Cuando estamos expuestos al sol se produce un aumento de la temperatura en las piernas. Para contrarrestarlo, nuestro organismo aumenta la circulación periférica, lo que a su vez provoca una vasodilatación, y eso deriva en los síntomas ya descritos y en las antiestéticas varices.

Las varices son dilataciones venosas que han perdido la capacidad de establecer un retorno eficaz de la sangre al corazón. Las más habituales son las que aparecen en las piernas, pero pueden darse en otros sitios, como el esófago, región anal, testículos e incluso en la cara. Se producen por una alteración de las válvulas venosas que, al no cerrar bien, dificulta la circulación de retorno, lo que hace que la sangre se acumule en las venas, dilatándolas y haciéndolas visibles.

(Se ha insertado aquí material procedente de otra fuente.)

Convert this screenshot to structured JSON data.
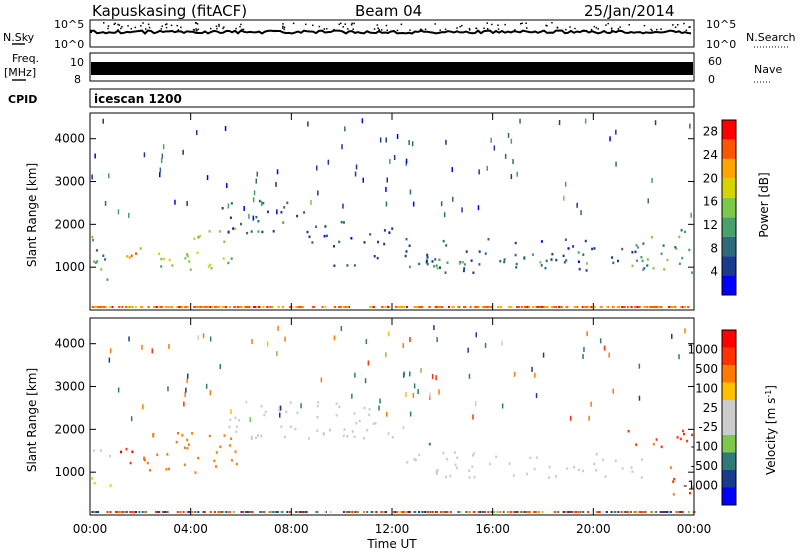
{
  "header": {
    "title": "Kapuskasing (fitACF)",
    "beam": "Beam 04",
    "date": "25/Jan/2014"
  },
  "noise_panel": {
    "left_label": "N.Sky",
    "right_label": "N.Search",
    "tick_top": "10^5",
    "tick_bottom": "10^0"
  },
  "freq_panel": {
    "left_label_1": "Freq.",
    "left_label_2": "[MHz]",
    "right_label": "Nave",
    "left_ticks": [
      "10",
      "8"
    ],
    "right_ticks": [
      "60",
      "0"
    ]
  },
  "cpid_panel": {
    "label": "CPID",
    "value": "icescan 1200"
  },
  "colors": {
    "power_scale": [
      "#0000ff",
      "#1a3a8c",
      "#2e6b7a",
      "#4aa06a",
      "#7cc84b",
      "#d6d400",
      "#ffa500",
      "#ff5500",
      "#ff0000"
    ],
    "velocity_scale": [
      "#ff0000",
      "#ff3300",
      "#ff7a00",
      "#ffc000",
      "#cccccc",
      "#cccccc",
      "#7bc84b",
      "#2e7a7a",
      "#1a3a8c",
      "#0000ff"
    ]
  },
  "chart_data": [
    {
      "type": "heatmap",
      "panel": "power",
      "ylabel": "Slant Range [km]",
      "ylim": [
        0,
        4600
      ],
      "y_ticks": [
        1000,
        2000,
        3000,
        4000
      ],
      "xlim": [
        0,
        24
      ],
      "x_ticks": [
        "00:00",
        "04:00",
        "08:00",
        "12:00",
        "16:00",
        "20:00",
        "00:00"
      ],
      "colorbar": {
        "label": "Power [dB]",
        "ticks": [
          4,
          8,
          12,
          16,
          20,
          24,
          28
        ],
        "range": [
          0,
          30
        ]
      },
      "regions": [
        {
          "t0": 0.0,
          "t1": 1.0,
          "r0": 650,
          "r1": 1800,
          "value": 12
        },
        {
          "t0": 1.0,
          "t1": 1.8,
          "r0": 1100,
          "r1": 1650,
          "value": 26
        },
        {
          "t0": 1.8,
          "t1": 4.0,
          "r0": 1000,
          "r1": 1500,
          "value": 17
        },
        {
          "t0": 3.8,
          "t1": 5.8,
          "r0": 950,
          "r1": 2000,
          "value": 16
        },
        {
          "t0": 5.2,
          "t1": 8.5,
          "r0": 1800,
          "r1": 2600,
          "value": 7
        },
        {
          "t0": 8.5,
          "t1": 12.0,
          "r0": 1500,
          "r1": 2150,
          "value": 7
        },
        {
          "t0": 9.5,
          "t1": 11.5,
          "r0": 1000,
          "r1": 1300,
          "value": 7
        },
        {
          "t0": 12.5,
          "t1": 22.0,
          "r0": 900,
          "r1": 1700,
          "value": 7
        },
        {
          "t0": 12.5,
          "t1": 22.0,
          "r0": 1000,
          "r1": 1200,
          "value": 13
        },
        {
          "t0": 21.5,
          "t1": 24.0,
          "r0": 900,
          "r1": 1900,
          "value": 13
        }
      ]
    },
    {
      "type": "heatmap",
      "panel": "velocity",
      "ylabel": "Slant Range [km]",
      "xlabel": "Time UT",
      "ylim": [
        0,
        4600
      ],
      "y_ticks": [
        1000,
        2000,
        3000,
        4000
      ],
      "xlim": [
        0,
        24
      ],
      "x_ticks": [
        "00:00",
        "04:00",
        "08:00",
        "12:00",
        "16:00",
        "20:00",
        "00:00"
      ],
      "colorbar": {
        "label": "Velocity [m s^-1]",
        "ticks": [
          "-1000",
          "-500",
          "-100",
          "-25",
          "25",
          "100",
          "500",
          "1000"
        ]
      },
      "regions": [
        {
          "t0": 0.0,
          "t1": 1.0,
          "r0": 700,
          "r1": 1100,
          "value": -60
        },
        {
          "t0": 0.0,
          "t1": 1.0,
          "r0": 1300,
          "r1": 1600,
          "value": 0
        },
        {
          "t0": 1.0,
          "t1": 2.2,
          "r0": 1200,
          "r1": 1700,
          "value": -1200
        },
        {
          "t0": 2.0,
          "t1": 5.8,
          "r0": 1000,
          "r1": 2000,
          "value": -300
        },
        {
          "t0": 5.5,
          "t1": 12.5,
          "r0": 1800,
          "r1": 2700,
          "value": 0
        },
        {
          "t0": 12.5,
          "t1": 22.0,
          "r0": 900,
          "r1": 1500,
          "value": 0
        },
        {
          "t0": 12.8,
          "t1": 13.6,
          "r0": 1600,
          "r1": 1800,
          "value": 150
        },
        {
          "t0": 21.3,
          "t1": 24.0,
          "r0": 1500,
          "r1": 2000,
          "value": -600
        },
        {
          "t0": 23.0,
          "t1": 24.0,
          "r0": 500,
          "r1": 1200,
          "value": -600
        }
      ]
    }
  ],
  "x_axis_title": "Time UT"
}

Las varices pequeñas son principalmente un problema estético, aunque también provocan sensación de pesadez y cansancio en las piernas. Con las varices medianas, sin embargo, aparecen las complicaciones, porque pueden derivar en flebitis dolorosas o en sangrados de vena. Finalmente, las grandes varices deben ser tratadas quirúrgicamente lo antes posible, ya que pueden producir úlceras e incluso una trombosis venosa.

Hay muchos factores que pueden favorecer la debilidad venosa: una alimentación pobre en frutas, verduras y fibra; el sedentarismo; hábitos posturales que dificulten el retorno venoso, la edad, algunos efectos hormonales, la genética… Entre los tratamientos no quirúrgicos de las varices figuran la compresión externa con medias elásticas alrededor del tobillo y de la pierna, para facilitar que la sangre circule mejor y no se acumule en esas venas; el ejercicio diario, sobre todo la natación, andar deprisa o ir en bicicleta; dormir adecuadamente, mejor si es con los pies sobre una almohada para que estén ligeramente en alto. Y, por supuesto, no exponer las piernas al sol, usar geles de masaje frío y aplicar duchas frías a los pies.